There are two problems here. First, even if we accept the premise that there’s some sort of universal negative right against taxation, that would just mean that we had a conflict between two rights, and we had to decide whether the right to health care was more or less morally urgent than the right of rich people to hold on to every penny in their bank accounts. (The rich people’s bank accounts are the ones that are the most relevant here, since even middle-income taxpayers would see a net savings when a slight increase in their tax rate to pay for Medicare for All was balanced against the end of premiums, copays, and deductibles.)
Second, the argument that any redistribution of wealth is objectionable because it’s “theft” or “aggression” doesn’t work. When libertarians say that it’s unacceptable aggression to take away some of Jeff Bezos’s money, for example, what do we mean by saying that it’s “his” money? We can’t mean that it’s legally his, or else no objection to redistribution by the state could arise here. (If we increased his taxes to pay for Medicare for All, the money being redistributed away would be the legal property of the federal government.) But, as I’ve discussed in previous Jacobin articles, if we mean that we can’t take away money that Bezos is morally entitled to, the argument is circular. Whether Bezos has a better or worse moral claim on his tax money than cancer patients is the original issue in dispute.

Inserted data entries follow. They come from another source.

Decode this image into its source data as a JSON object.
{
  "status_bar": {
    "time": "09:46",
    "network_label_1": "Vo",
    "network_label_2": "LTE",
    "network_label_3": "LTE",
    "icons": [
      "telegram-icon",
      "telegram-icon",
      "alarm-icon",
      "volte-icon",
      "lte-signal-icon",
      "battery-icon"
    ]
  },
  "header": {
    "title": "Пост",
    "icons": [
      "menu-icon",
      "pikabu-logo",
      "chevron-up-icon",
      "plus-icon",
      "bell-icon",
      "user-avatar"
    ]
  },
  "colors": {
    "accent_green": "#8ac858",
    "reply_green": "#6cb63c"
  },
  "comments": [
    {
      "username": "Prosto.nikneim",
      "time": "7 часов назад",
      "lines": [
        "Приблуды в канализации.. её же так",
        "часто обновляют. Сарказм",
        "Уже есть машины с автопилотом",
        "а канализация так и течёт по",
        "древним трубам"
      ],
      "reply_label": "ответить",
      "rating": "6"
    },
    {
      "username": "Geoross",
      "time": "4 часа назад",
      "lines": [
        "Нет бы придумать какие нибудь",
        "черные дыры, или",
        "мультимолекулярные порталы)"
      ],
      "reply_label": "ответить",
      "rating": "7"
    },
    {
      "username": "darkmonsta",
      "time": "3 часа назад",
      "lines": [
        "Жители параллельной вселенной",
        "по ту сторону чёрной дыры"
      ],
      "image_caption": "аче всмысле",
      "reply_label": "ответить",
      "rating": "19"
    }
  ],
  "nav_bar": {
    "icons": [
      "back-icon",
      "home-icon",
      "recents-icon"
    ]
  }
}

The Real Question: How Should We Allocate Care?
The second argument RFK Jr. seemed to be gesturing at goes something like this:
Premise One: If health care is a human right, smokers who get lung cancer have a right to be treated.
Premise Two: Smokers who get lung cancer don’t have a right to be treated.
Conclusion: Health care is not a human right.
Why, though, should we believe Premise Two?
Perhaps Kennedy thinks that this would be a waste of scarce resources. If so, it’s hard to overstate the radicalism of his claim. As far as I know, no health system on the planet, public or private, has decided as a matter of policy either that no medical resources will go to lung cancer patients or that none will go to those who got lung cancer from one of that condition’s most common causes.
If RFK truly believes the United States should be the first country in history to systematically exclude lung cancer sufferers from its hospital, he’s talking about crossing a bold new frontier of social cruelty. It’s far more likely that he’s just advocating that we stay at something like the current level of social cruelty, where lung cancer patients with money to burn can get top-notch care and cash-strapped lung cancer patients have far fewer decent options.
It’s true enough that no medical system, public or private, will have unlimited resources. While taking care of lung cancer patients is an incredibly basic function of every normal health system, very much including ones where care is universal and free at the point of service, it’s true enough that even the most lavishly funded system always has to find some way to decide which patients to prioritize when they run up against the limits of their resources. Medical ethics boards and the like face a thankless and often grisly task in making these determinations.
But one of the very worst, most inhuman possible ways of deciding who to prioritize is allocating care by financial status, letting the prosperous bribe their way to the front of the line. And that’s exactly the obscenity RFK is defending.